To drink: Beronia Crianza Rioja. You'll get a lot of saltiness from the ham, the manchego cheese, and the anchovies, so a wine with a "sweet" palate is perfect to give your tongue a break. I opted for the Beronia Crianza, which has notes of cherry and other red fruit. It's a well-balanced wine and is ideal in between those bites of ibérico.

Gandarias Jatetxea

Gandarias – like Bar Zeruko – is one of the more popular pintxo places in San Sebastián. It offers a large array of pintxos at friendly prices, ranging from four to seven euros (about $4.75 to $8.25) a serving. While there are no wrong turns to make here, this is a place that specializes in meat. Solomillo (beef tenderloin), served with a sprinkling of salt, is simple and succulent.

I also opted for my sweet ending of the night at Gandaria, with the torrijas, very similar to French toast — day-old bread revived with eggs, milk, and cinnamon. This is a classic Basque dessert, but, truth be told, a lot of places do a poor job of it. They know what they're doing at Gandarias, though, as the torrijas come out with a nice sear, adding texture to the soft inside.

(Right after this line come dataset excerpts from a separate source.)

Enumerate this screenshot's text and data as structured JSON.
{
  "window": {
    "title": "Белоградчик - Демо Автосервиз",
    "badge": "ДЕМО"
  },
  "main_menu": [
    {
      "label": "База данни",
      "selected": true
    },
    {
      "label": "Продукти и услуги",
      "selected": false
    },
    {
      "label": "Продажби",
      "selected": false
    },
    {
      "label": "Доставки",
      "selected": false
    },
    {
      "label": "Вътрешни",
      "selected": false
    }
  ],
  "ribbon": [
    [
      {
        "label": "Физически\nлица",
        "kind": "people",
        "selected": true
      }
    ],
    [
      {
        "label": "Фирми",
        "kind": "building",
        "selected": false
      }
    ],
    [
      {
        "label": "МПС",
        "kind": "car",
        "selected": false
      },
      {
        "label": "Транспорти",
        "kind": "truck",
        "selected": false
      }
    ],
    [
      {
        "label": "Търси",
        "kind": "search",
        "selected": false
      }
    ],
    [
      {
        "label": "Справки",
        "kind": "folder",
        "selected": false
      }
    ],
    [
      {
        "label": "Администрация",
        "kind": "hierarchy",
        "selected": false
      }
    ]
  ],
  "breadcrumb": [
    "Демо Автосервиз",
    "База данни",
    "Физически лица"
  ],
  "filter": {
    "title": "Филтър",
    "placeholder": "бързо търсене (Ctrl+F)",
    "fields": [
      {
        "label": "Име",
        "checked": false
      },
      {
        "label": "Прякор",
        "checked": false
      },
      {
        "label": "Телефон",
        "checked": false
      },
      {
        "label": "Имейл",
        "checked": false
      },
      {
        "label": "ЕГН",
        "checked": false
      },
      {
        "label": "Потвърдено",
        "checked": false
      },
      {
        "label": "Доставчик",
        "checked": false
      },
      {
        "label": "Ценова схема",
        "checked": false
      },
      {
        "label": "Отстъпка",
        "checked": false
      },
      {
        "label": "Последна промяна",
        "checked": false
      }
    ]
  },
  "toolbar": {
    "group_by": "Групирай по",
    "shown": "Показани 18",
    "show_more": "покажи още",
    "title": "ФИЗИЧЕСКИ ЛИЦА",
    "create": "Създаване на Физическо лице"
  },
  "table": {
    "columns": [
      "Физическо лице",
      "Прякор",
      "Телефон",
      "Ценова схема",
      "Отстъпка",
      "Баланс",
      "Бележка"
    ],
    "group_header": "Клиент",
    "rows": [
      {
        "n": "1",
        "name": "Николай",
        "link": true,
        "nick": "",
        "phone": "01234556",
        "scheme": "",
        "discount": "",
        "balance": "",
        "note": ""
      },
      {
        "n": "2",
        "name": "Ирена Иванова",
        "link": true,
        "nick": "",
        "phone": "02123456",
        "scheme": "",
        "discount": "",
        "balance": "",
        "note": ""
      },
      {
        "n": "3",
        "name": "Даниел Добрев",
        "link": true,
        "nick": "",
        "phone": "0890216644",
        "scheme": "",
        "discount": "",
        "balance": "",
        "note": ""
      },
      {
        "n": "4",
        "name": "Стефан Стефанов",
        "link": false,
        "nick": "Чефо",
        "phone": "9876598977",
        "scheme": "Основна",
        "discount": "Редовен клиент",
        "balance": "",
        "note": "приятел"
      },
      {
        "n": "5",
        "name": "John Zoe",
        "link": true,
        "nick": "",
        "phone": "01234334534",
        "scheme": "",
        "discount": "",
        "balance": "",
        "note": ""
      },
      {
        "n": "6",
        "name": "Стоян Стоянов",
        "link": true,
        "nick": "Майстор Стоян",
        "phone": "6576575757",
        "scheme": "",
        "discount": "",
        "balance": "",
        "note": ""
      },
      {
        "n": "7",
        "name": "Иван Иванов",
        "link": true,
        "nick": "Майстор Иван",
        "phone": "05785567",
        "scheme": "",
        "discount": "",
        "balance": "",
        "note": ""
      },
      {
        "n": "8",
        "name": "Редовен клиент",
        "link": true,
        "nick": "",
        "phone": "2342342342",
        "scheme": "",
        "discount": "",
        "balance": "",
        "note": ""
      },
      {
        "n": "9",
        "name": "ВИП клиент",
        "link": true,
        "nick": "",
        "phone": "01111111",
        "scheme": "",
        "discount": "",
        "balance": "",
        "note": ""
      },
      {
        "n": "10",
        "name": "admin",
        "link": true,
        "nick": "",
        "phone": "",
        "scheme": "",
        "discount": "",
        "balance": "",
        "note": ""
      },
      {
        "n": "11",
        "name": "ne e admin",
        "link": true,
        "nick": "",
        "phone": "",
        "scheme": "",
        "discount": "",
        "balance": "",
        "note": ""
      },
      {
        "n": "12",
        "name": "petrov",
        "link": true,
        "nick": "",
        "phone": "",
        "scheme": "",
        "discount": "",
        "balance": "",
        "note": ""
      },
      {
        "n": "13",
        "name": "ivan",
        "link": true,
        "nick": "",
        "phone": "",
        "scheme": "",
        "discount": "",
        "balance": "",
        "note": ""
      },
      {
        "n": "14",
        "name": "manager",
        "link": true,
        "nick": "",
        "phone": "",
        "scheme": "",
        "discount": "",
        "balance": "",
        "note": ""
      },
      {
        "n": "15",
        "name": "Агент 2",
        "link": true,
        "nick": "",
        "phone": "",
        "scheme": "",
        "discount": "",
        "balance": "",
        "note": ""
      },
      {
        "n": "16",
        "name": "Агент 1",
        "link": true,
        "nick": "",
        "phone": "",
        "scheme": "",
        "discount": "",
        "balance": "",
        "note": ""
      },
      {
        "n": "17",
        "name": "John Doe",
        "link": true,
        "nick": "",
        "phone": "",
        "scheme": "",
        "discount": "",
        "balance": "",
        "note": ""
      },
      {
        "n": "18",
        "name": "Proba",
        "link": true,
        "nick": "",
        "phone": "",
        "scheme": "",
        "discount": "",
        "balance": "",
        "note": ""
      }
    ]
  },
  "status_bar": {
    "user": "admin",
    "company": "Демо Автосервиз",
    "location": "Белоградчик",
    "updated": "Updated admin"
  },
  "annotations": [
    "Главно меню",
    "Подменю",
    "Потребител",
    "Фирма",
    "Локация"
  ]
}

To drink: González Byass Nectar Pedro Ximénez Sherry. For the red meat, I'd return to the Beronia Crianza, but for the dessert, I'd opt to go sweet-sweet. The Nectar is a different type of sweet than the dessert, rich with raisin and fig notes. It lingers in your mouth like melted chocolate. I'd be happy to have this drizzled over ice cream, but it worked very well with the moist, fatty torrijas.